Brian Barton and I had been trying to schedule a fishing trip to the river for some years but have always gotten waylaid somehow by rain, storms or what not. This time it came together. Jeff Alligood, my show cameraman, editor and all-round partner for the last 25 years, and I drove over on an early morning in October and located Brian at the dock and ramp about a mile downstream from Wilson Dam which holds back Wheeler Lake and pushes fertile waters down into Pickwick Lake.

It seems that fall’s falling seasonal temperatures invite billions of baitfish upstream from Pickwick to the hard surfaces of the dam to spawn. Wilson Dam is a huge structure belching water full of baitfish and a variety of gamesters that I’ve never witnessed.

Get this picture. Brian operates a perfectly adapted War Eagle fishing boat for these waters. It’s large, spacious and all set up for boating large fish in large numbers. You do not want to try this the first few times on your own. You need Brian.

The bait? Threadfin and gizzard shad that Brian has already caught. Tackle, relatively light line, say 10 or 12, small split shot and a Tru-Turn red light wire hook.
Method?  Brian navigates the boat to a special rocky flat behind the dam and we toss the live baits along the edge of the current and allow them to sink among the boulders, huge car size dark shadows in the current, and then just hold on.
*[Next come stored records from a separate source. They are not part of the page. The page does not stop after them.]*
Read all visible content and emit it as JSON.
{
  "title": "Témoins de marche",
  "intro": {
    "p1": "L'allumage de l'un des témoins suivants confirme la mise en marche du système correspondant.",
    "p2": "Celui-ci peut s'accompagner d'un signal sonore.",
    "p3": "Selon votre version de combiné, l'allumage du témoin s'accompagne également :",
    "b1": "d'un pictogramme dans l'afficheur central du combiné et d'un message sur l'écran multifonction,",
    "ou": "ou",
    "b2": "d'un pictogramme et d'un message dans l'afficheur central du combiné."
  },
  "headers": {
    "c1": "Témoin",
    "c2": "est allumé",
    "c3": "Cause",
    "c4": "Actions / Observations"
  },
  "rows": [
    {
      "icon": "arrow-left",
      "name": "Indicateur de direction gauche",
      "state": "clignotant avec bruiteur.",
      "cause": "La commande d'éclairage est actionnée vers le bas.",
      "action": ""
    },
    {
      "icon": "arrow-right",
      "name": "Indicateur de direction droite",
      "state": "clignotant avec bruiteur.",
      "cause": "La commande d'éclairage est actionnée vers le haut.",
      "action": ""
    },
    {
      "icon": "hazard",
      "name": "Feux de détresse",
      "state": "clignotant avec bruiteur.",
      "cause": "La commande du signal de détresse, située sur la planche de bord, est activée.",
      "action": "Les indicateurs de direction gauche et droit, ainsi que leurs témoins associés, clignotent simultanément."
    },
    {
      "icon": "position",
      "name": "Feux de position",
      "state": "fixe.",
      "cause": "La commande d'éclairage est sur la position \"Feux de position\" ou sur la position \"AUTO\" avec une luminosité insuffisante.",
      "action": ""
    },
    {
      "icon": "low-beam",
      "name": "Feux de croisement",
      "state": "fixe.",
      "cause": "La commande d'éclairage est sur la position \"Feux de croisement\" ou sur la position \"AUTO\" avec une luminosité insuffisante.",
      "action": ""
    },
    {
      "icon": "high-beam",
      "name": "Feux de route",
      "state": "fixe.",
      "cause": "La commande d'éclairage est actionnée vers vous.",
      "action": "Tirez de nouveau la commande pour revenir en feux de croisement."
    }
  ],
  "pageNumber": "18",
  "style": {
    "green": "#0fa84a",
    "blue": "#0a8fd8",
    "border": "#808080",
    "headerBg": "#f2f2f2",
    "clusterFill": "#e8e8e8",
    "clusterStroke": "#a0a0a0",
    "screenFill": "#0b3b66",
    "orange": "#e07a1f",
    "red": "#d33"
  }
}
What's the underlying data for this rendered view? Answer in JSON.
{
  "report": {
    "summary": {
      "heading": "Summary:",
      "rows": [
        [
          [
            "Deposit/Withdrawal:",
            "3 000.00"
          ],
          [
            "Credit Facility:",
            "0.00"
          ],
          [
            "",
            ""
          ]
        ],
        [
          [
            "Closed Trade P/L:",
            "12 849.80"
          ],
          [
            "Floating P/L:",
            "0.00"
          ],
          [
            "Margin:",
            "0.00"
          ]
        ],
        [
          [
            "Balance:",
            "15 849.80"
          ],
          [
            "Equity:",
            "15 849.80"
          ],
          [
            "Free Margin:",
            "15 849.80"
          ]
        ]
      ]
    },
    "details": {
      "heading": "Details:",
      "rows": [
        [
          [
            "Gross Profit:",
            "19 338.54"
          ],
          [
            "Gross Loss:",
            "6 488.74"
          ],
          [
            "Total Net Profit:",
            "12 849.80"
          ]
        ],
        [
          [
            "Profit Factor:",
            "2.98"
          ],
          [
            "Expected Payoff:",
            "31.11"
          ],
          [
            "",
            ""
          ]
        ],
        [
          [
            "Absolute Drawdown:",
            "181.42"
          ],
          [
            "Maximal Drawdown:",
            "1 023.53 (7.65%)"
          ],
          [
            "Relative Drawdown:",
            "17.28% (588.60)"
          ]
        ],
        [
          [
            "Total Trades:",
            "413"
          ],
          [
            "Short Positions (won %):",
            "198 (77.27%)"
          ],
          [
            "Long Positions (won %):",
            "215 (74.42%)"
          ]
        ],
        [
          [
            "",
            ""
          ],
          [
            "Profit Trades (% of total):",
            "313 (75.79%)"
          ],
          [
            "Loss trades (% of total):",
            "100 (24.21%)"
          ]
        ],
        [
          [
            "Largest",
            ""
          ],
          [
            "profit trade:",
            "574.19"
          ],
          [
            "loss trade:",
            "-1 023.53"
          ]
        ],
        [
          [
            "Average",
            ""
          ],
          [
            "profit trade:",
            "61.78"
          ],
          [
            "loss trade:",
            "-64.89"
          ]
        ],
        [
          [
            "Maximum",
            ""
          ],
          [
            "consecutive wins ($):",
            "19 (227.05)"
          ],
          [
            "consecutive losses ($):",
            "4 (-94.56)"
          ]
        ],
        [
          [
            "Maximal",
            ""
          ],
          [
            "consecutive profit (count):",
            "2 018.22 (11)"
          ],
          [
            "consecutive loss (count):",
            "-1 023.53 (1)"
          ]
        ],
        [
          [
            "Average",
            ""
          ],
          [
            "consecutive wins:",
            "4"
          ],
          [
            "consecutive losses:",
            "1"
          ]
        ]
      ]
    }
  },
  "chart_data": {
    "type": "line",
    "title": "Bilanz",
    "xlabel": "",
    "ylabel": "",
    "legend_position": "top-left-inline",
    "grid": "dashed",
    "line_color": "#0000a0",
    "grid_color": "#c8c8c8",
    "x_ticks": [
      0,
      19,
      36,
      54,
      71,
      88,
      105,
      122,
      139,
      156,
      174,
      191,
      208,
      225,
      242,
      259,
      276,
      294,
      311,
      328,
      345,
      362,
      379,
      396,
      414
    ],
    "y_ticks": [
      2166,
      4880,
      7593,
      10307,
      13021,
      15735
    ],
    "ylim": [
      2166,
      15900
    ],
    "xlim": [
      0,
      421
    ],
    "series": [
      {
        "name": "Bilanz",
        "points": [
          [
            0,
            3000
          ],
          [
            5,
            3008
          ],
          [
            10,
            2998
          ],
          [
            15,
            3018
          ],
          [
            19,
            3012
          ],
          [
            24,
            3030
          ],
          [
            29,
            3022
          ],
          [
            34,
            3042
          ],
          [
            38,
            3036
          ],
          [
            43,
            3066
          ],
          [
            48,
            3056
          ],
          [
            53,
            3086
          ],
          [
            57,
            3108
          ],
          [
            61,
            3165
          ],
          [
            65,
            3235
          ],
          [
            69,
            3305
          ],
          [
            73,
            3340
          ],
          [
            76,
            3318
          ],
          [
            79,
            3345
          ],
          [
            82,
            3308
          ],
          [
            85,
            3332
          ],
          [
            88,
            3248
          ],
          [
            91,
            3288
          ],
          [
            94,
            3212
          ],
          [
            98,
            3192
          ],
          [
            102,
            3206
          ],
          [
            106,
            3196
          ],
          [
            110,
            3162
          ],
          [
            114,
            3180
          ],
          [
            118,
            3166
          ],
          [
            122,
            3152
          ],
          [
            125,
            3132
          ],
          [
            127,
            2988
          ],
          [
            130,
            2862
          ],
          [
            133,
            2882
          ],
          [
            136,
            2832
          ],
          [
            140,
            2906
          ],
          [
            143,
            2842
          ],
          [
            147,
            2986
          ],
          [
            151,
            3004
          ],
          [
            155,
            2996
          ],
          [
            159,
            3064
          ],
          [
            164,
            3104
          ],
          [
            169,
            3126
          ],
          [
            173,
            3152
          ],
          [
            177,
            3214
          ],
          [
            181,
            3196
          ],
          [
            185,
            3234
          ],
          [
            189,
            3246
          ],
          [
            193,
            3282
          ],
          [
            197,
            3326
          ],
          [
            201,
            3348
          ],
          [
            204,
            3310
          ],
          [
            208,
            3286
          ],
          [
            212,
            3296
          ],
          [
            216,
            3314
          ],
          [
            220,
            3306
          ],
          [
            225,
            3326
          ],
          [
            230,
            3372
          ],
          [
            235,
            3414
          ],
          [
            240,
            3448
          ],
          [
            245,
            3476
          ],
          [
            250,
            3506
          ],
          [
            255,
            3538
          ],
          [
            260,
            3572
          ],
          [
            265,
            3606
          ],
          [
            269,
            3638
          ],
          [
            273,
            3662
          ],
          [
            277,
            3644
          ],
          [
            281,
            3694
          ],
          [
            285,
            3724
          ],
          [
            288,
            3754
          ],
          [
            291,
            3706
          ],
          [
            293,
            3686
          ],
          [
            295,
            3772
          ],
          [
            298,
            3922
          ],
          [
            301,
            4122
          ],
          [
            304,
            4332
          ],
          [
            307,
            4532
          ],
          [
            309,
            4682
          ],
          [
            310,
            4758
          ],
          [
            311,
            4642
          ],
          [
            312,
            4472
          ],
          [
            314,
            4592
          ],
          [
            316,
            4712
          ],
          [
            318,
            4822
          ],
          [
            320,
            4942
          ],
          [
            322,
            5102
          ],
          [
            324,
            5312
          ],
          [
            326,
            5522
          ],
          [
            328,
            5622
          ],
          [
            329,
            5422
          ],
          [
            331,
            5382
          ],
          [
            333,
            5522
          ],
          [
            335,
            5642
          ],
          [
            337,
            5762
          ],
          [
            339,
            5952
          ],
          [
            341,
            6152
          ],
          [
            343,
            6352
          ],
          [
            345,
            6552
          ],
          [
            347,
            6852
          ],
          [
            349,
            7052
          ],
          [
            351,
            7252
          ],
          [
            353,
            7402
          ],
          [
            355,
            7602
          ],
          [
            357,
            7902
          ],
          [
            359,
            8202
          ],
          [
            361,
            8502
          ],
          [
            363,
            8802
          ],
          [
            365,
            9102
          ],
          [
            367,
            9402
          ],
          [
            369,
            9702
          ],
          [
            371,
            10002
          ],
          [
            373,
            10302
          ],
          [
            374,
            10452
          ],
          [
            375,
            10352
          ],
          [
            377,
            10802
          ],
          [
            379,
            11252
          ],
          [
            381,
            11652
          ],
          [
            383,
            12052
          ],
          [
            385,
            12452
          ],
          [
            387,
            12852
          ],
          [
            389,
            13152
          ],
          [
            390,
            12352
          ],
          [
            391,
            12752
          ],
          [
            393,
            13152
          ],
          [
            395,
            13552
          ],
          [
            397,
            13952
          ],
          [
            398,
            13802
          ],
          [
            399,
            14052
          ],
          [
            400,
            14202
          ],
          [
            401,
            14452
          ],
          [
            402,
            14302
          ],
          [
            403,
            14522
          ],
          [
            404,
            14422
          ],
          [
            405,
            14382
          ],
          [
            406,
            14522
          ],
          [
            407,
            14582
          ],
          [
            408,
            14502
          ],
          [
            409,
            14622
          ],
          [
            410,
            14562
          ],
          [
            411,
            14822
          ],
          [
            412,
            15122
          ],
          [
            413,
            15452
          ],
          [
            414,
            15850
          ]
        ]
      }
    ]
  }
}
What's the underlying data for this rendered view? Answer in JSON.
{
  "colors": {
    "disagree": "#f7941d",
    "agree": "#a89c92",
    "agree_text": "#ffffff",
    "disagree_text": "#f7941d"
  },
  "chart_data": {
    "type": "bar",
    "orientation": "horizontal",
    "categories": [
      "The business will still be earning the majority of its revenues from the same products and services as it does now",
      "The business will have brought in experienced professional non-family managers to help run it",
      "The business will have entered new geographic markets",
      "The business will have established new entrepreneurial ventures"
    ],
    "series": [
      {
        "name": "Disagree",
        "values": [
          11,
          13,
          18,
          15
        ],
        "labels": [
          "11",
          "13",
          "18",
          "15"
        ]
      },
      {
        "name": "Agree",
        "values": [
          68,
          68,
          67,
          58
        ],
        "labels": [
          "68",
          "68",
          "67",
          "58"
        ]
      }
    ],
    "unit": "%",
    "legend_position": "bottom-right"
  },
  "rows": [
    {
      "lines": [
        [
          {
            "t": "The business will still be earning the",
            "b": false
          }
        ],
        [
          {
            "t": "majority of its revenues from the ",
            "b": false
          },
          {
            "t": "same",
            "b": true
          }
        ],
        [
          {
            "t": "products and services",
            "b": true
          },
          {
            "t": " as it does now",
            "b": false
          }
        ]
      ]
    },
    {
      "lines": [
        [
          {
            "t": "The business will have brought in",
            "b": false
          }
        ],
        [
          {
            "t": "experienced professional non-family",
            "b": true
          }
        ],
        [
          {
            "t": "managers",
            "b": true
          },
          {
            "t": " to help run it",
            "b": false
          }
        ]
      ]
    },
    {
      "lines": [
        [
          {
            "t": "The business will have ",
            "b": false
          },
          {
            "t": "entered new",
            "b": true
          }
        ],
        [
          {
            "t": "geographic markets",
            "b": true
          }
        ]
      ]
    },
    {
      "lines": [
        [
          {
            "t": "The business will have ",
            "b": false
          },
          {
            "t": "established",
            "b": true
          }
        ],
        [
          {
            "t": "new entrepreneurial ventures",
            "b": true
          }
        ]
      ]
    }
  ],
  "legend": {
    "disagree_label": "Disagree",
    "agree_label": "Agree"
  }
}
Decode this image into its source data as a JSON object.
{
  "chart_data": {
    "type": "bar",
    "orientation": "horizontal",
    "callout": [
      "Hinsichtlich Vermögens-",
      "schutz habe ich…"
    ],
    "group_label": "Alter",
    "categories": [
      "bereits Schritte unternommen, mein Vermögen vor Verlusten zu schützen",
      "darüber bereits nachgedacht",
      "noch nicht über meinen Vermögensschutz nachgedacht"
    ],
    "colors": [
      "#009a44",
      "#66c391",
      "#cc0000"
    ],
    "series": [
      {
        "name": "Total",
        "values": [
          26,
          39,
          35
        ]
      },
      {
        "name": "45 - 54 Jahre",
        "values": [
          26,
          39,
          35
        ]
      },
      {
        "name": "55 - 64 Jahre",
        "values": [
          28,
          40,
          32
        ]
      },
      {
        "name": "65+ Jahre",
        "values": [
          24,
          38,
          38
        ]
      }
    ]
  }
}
Whatayacatch? First of all, you get bit every cast, yes, every cast. Brian and I fished along the flat up against the dam and downstream less than 100 yards. In an hour or so, we caught largemouth bass up to four pounds, smallies to six, channel cats to three pounds, black drum up 12 or so, hooked and lost stripers and/or blue cats up to, I’m guessing here, sixteen to thirty pounds that we simply could not get out of the rocks, and even some very respectable two plus pound white bass. Many of his clients have boated blues to 70 pounds, largemouth to 12, garfish to 5 feet, white bass upwards to 4 and drum to 40 pounds.

Brian fished for about an hour after we left that day. He had caught a six pound smallie and sent me the photo.

Brian has a constant stream of clients with many making lifetime catches.

Do you have to be an experienced tactician and angler?  Not really. A rank amateur or child will get his string stretched dozens of times. I guarantee that if you have Brian and two anglers, someone will have a fish on the line all the time. It’s almost impossible to describe.

There’s not much else to say really. Tell you what, look at the photos and use your imagination. Contact Brian and ask him to get the War Eagle ready because you’re on the way over.